[erlang-questions] Avoiding case nesting

Richard O'Keefe ok@REDACTED
Tue Sep 29 04:25:11 CEST 2009


Let's generalise slightly:

We are given a sequence of strings [S1,...,Sn].
 From this we want to generate a function F
such that F(S) = {i,R} if i is the smallest integer
for which S == Si ++ R, or F(S) = no_match otherwise.

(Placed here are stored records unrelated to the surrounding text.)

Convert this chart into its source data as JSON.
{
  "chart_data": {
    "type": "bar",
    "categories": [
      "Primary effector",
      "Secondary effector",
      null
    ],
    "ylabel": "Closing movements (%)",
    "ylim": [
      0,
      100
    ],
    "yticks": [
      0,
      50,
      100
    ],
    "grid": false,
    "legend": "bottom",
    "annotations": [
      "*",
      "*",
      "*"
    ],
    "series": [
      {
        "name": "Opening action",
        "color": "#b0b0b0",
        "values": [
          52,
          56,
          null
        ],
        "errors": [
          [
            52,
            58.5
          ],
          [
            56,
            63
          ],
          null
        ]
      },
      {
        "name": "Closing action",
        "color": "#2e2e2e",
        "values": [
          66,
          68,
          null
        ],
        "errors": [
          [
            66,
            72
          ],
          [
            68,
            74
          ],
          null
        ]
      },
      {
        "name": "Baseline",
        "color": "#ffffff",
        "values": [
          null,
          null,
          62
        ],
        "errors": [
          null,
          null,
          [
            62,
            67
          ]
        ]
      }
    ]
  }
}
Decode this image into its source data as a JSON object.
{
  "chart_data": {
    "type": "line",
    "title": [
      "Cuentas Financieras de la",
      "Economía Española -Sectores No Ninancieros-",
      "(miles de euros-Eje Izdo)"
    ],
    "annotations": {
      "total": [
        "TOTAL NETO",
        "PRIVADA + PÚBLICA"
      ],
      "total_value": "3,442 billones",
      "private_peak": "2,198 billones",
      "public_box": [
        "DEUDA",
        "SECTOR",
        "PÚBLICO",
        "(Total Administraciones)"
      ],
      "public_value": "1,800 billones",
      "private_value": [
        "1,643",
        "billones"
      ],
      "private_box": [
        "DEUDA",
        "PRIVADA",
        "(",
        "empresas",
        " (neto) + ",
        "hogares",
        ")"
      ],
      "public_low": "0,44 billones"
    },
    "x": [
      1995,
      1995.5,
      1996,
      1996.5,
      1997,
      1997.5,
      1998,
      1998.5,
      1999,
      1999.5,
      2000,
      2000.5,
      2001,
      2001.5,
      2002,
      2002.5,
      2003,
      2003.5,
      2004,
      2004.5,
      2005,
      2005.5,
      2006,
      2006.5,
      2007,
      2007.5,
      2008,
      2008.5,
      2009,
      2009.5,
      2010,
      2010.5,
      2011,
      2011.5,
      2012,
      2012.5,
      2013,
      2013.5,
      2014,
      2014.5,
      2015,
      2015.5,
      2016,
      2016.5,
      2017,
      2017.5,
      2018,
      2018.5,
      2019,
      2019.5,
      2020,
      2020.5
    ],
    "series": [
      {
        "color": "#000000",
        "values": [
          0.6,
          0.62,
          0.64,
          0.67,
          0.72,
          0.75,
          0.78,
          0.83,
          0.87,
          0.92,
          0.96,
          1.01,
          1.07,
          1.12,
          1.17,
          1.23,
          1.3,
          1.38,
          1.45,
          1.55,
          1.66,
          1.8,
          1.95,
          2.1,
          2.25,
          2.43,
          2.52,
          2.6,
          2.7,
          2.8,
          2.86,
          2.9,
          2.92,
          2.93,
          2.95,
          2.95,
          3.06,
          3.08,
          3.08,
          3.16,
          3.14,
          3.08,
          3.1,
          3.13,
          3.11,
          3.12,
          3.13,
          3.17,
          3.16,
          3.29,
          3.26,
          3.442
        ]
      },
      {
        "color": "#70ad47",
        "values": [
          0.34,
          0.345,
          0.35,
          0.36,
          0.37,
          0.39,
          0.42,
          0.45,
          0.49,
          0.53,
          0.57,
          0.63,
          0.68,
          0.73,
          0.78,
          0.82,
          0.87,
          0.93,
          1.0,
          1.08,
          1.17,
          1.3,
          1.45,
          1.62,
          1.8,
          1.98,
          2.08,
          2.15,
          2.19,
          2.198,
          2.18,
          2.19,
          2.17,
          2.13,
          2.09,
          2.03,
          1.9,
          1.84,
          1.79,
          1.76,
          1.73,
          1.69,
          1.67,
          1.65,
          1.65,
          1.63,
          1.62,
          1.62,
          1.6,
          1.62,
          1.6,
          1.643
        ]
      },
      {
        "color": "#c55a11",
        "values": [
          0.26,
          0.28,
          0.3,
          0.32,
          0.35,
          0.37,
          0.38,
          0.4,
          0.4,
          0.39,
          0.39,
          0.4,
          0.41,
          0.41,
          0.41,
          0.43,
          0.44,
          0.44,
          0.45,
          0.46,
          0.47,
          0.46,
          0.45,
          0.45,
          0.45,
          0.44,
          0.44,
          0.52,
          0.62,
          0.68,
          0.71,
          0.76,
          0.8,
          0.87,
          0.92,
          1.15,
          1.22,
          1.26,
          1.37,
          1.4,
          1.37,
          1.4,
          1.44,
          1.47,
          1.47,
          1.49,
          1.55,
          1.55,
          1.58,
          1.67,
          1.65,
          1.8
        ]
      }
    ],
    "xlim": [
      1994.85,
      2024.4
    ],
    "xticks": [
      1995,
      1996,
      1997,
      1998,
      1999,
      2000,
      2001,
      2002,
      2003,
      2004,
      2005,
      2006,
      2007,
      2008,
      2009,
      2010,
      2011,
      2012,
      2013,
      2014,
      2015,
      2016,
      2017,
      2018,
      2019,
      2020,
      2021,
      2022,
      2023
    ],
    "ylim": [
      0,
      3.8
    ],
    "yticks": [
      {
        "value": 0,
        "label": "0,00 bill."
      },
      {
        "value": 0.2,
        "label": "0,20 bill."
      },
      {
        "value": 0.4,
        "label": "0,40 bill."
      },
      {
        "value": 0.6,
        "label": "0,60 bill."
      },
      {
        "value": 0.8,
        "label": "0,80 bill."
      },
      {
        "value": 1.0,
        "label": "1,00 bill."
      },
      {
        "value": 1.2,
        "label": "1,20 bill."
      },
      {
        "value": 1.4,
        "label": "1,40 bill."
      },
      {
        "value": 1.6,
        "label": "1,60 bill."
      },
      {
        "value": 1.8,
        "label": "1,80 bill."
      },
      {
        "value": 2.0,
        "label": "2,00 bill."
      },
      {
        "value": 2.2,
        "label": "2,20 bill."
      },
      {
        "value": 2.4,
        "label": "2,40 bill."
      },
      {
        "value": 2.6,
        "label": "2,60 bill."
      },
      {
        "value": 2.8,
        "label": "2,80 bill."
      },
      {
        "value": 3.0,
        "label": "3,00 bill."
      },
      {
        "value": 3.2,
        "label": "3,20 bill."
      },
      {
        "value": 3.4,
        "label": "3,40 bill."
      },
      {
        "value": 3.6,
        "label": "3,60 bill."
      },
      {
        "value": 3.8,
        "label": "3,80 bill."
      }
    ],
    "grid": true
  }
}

If we knew these strings at program construction time,
we could just write

	f(S1 ++ R) -> {1,R};
	...
	f(Sn ++ R) -> {n,R};
	f(_) -> no_match.

This suggests one way to proceed: just write this text
out to a file (with a suitable module header), compile
it, load it, and use it.  Thanks to hot loading, you can
repeat the process whenever you want to change the sequence
of strings.

At the other extreme,

seek(Target, [Prefix|Prefixes], I) ->
     case lists:prefix(Prefix, Target)
       of true -> {I, lists:nthtail(length(Prefix), Target)}
        ; false-> seek(Target, Prefixes, I+1)
     end;
seek(_, [], _) ->
     no_match.

searcher(Prefixes) ->
     fun (Target) -> seek(Target, Prefixes, 1) end.


The first trades high preprocessing time for low run time;
the second trades high run time for low preprocessing time.

Somewhere in the middle you could construct a ternary search
tree.  In a language without run-time code generation, a
ternary search tree would probably be the best way to go.